Barcelona were completely outplayed by their German opponents who put four goals past the soon to be Spanish champions mercilessly.
Barcelona centre half Gerard Pique acknowledged the woeful performance: “They gave us a thrashing, we will try to turn it around in the return leg and put in a good performance for the fans.
“They were better and faster than us. There is no point talking about the referee, there is no excuse.”
Thomas Muller opening and closing the scoring with the other goals sandwiched between Mario Gomez and Aryen Robben.
There was nothing Messi and friends could do as Robben and Mueller raced through the Barcelon defence.
Bayern even managed to up a gear in the second half, scoring three goals with aggressive football that left Barcelona looking lost and despondent.
After returning from injury, Messi appeared anything but fit, and there was no one to produce his firepower in front goal.
Barca coach Tito Vilanova gambled the lost on the clearly unfit Messi, but to suggest this was the prime factor behind the crushing loss is to do a grave disservice to Bayern.
On a pitch that showed signs of being heavily watered, Bayern gave Barca a taste of their own medicine with a high-intensity pressing game aided by the confidence of an outstanding season in which the Bundesliga was secured on 6 April, the earliest it has ever been won.
Bayern should have been ahead inside two minutes when Robben, perhaps selfishly, chose to shoot and saw his effort blocked by visiting goalkeeper Victor Valdes with both Gomez and Franck Ribery pleading for the pass in perfect positions.

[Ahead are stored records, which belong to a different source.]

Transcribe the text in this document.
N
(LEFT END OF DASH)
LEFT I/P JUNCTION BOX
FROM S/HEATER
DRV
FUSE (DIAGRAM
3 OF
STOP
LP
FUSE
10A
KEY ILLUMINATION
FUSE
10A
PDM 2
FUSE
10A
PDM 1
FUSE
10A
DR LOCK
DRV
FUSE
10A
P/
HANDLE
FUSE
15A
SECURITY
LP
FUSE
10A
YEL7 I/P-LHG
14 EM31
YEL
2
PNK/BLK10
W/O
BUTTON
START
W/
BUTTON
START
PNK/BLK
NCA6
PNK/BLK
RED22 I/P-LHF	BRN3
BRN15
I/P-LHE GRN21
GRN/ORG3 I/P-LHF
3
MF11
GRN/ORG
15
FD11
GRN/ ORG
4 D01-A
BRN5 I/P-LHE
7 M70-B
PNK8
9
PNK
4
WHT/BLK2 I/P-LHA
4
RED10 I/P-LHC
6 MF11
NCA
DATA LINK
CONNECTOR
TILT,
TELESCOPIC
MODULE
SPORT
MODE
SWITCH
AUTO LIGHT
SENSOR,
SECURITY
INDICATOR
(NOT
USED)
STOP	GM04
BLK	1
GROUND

The opening goal had been coming and it duly arrived after 25 minutes. Dante’s header from Robben’s cross was off target but the opportunist Muller arrived at the far post to score, despite Valdes making good contact.
Even though the Spanish side were struggling for rhythm, Barcelona’s quality meant danger was never far away. And so it proved as it took a crucial touch from Dante to take Dani Alves’ delivery away from the lurking Messi. But Bayern’s spirits rose further four minutes after half-time when they added a second.
Valdes was uncertain from Robben’s corner and, when Mueller headed back, the arch-poacher Gomez turned in as Barcelona appealed in vain for offside. Bayern’s work-rate and power had restricted Barcelona’s attack to few dangerous moments, but there was anxiety for the home crowd when Marc Bartra found space eight yards out only to poke his finish straight at home keeper Manuel Neuer.
The German champions were coming at Barcelona in waves and extended their advantage further as the lively Robben worked his way into the area to score from an angle, although there seemed to be a clear case for an infringement as Mueller blocked off Jordi Alba.
Barcelona’s agony was not over yet as Mueller applied another of those trademark close-range finishes from David Alaba’s cross to give Bayern an advantage of such command it is difficult to see how it can be retrieved.